There have been isolated cases in the literature in which the disease improved and the patient achieved intestinal autonomy and could discontinue PN.16,34 In a recent review of 8 cases of MVID with atypical manifestations (delayed onset and smaller diarrhoea volumes), Perry et al.14 described 3 cases with favourable outcomes that allowed the discontinuation of PN. In light of this, they proposed expanding the clinical spectrum of this disease to include patients with milder forms, which entails that MVID should be considered in the differential diagnosis of intractable diarrhoea beyond the neonatal period.
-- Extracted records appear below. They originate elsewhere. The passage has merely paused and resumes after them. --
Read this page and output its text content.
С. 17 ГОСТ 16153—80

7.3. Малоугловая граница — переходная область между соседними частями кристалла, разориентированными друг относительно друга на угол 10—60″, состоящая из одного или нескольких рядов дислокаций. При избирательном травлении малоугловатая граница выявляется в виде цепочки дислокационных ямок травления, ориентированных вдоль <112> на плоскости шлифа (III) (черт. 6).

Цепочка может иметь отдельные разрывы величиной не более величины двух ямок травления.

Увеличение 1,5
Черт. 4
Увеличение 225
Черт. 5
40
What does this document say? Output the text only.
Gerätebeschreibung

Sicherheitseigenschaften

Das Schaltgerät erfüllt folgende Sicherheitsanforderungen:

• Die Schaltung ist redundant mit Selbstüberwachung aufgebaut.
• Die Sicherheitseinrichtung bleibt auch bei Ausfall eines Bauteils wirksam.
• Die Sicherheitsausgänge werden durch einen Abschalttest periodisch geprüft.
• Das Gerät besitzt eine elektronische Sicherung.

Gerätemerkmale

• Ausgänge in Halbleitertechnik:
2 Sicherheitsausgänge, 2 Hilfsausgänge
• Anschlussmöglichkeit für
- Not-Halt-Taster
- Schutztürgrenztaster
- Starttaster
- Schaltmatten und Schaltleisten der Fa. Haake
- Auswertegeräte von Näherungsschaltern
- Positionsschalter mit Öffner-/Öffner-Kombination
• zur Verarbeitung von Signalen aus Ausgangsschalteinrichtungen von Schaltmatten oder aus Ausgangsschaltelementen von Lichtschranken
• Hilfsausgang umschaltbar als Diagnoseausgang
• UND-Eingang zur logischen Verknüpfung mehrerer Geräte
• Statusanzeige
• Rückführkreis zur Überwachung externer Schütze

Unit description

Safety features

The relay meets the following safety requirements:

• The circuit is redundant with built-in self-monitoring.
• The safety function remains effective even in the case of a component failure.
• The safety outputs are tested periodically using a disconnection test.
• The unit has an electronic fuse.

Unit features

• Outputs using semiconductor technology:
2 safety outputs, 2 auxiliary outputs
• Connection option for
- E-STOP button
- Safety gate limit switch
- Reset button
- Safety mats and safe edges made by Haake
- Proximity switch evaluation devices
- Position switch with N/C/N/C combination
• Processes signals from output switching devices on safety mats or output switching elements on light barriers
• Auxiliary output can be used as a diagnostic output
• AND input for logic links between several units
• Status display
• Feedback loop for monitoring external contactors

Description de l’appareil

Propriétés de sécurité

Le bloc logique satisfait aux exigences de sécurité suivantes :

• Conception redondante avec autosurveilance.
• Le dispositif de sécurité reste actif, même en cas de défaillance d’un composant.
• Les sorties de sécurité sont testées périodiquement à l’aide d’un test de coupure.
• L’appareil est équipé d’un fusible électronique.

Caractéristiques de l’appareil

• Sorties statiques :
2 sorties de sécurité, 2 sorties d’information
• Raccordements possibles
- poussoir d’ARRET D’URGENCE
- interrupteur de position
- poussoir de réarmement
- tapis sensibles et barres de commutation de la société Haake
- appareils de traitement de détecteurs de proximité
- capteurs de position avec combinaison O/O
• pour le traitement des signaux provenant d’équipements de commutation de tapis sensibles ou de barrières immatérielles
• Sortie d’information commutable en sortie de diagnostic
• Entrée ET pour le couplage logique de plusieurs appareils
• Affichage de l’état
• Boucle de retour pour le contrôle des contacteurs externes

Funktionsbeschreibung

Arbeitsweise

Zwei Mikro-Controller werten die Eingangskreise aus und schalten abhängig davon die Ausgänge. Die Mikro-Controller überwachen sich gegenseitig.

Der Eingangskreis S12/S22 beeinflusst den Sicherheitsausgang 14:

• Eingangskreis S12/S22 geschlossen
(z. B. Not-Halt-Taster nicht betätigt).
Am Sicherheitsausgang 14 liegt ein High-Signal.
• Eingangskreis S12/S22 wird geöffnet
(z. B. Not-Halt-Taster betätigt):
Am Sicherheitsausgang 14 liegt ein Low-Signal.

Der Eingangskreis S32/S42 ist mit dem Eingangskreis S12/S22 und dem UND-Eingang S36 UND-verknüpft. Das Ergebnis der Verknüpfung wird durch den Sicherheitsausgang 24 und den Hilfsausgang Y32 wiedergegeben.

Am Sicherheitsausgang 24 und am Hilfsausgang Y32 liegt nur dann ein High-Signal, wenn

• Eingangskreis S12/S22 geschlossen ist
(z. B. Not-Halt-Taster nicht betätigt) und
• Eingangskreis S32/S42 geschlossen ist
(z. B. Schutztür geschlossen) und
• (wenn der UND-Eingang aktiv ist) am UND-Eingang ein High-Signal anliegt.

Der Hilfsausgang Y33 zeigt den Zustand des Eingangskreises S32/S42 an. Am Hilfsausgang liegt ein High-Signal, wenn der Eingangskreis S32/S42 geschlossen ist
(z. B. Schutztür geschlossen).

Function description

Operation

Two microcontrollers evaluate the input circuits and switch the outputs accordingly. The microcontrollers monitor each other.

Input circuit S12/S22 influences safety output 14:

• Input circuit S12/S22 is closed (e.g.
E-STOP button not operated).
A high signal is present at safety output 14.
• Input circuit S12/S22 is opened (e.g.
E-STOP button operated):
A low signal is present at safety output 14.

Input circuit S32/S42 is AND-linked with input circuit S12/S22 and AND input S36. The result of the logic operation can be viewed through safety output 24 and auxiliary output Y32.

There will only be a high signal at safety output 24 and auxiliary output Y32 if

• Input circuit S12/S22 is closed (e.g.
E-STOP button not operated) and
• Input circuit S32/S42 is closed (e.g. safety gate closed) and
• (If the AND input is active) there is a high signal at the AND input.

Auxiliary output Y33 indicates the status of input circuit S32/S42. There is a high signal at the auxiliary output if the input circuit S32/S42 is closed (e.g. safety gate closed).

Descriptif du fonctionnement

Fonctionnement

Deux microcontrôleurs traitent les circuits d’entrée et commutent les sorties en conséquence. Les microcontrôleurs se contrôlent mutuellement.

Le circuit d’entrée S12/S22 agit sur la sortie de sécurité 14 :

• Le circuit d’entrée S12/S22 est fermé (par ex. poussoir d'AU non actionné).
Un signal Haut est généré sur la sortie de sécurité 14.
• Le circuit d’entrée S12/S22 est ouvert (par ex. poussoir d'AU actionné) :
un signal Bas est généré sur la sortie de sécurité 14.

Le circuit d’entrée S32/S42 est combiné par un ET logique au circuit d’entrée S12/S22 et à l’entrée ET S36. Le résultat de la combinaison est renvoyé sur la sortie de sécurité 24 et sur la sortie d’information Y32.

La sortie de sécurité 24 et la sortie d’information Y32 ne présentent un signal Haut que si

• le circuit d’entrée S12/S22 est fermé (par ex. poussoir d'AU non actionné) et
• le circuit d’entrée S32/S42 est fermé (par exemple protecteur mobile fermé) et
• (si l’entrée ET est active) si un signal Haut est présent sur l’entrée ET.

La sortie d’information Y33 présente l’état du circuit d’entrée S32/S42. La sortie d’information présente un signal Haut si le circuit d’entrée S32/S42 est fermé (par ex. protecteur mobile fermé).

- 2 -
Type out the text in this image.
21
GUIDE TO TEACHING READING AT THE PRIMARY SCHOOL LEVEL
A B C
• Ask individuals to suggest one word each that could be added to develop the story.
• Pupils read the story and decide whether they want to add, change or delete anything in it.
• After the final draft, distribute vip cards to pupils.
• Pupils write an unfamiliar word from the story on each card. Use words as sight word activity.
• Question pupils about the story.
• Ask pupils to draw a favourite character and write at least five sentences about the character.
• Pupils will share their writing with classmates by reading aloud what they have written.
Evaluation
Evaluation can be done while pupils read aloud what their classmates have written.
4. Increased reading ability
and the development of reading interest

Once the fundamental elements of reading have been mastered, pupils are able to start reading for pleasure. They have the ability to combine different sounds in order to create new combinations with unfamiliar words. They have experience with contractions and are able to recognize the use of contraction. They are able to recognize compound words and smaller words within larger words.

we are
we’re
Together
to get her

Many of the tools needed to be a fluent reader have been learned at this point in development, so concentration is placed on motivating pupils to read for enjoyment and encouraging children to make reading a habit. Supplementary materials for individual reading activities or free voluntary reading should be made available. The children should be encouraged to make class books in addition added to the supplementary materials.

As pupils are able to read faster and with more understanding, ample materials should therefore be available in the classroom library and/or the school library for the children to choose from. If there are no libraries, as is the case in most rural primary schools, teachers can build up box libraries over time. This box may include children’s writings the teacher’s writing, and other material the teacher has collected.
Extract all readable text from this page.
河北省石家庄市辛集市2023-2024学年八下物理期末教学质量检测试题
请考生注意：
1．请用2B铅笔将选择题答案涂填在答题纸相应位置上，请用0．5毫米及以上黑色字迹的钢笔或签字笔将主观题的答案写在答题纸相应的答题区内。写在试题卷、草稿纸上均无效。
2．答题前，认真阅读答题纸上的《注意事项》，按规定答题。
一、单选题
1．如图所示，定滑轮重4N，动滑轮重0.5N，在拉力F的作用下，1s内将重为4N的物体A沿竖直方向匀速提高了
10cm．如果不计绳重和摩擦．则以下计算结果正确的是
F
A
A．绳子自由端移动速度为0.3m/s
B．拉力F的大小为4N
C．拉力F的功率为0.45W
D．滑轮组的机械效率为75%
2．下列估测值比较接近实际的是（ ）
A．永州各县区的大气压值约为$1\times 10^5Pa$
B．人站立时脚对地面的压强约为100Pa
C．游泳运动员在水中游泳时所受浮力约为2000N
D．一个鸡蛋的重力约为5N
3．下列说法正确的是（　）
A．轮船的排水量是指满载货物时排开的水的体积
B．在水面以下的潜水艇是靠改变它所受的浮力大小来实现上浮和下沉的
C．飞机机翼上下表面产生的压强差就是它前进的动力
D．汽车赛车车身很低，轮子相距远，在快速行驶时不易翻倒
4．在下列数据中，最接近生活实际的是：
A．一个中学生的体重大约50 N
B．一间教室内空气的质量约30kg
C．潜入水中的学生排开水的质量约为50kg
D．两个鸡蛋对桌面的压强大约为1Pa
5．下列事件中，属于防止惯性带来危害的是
The most common causes of death are severe metabolic decompensation or complications from PN (liver disease or sepsis), as occurred in the three patients that died in our series.

In brief, MVID is a severe inherited genetic disease that causes early intestinal failure dependent on PN and can only be cured with an intestinal transplant. It is diagnosed on the basis of clinical, histological, ultrastructural and genetic findings, but diagnosis may be complicated in cases with atypical presentations or with an incomplete clinical picture. A differential diagnosis must be made to rule out other causes of early-onset severe diarrhoea.

The authors have no conflicts of interest to declare.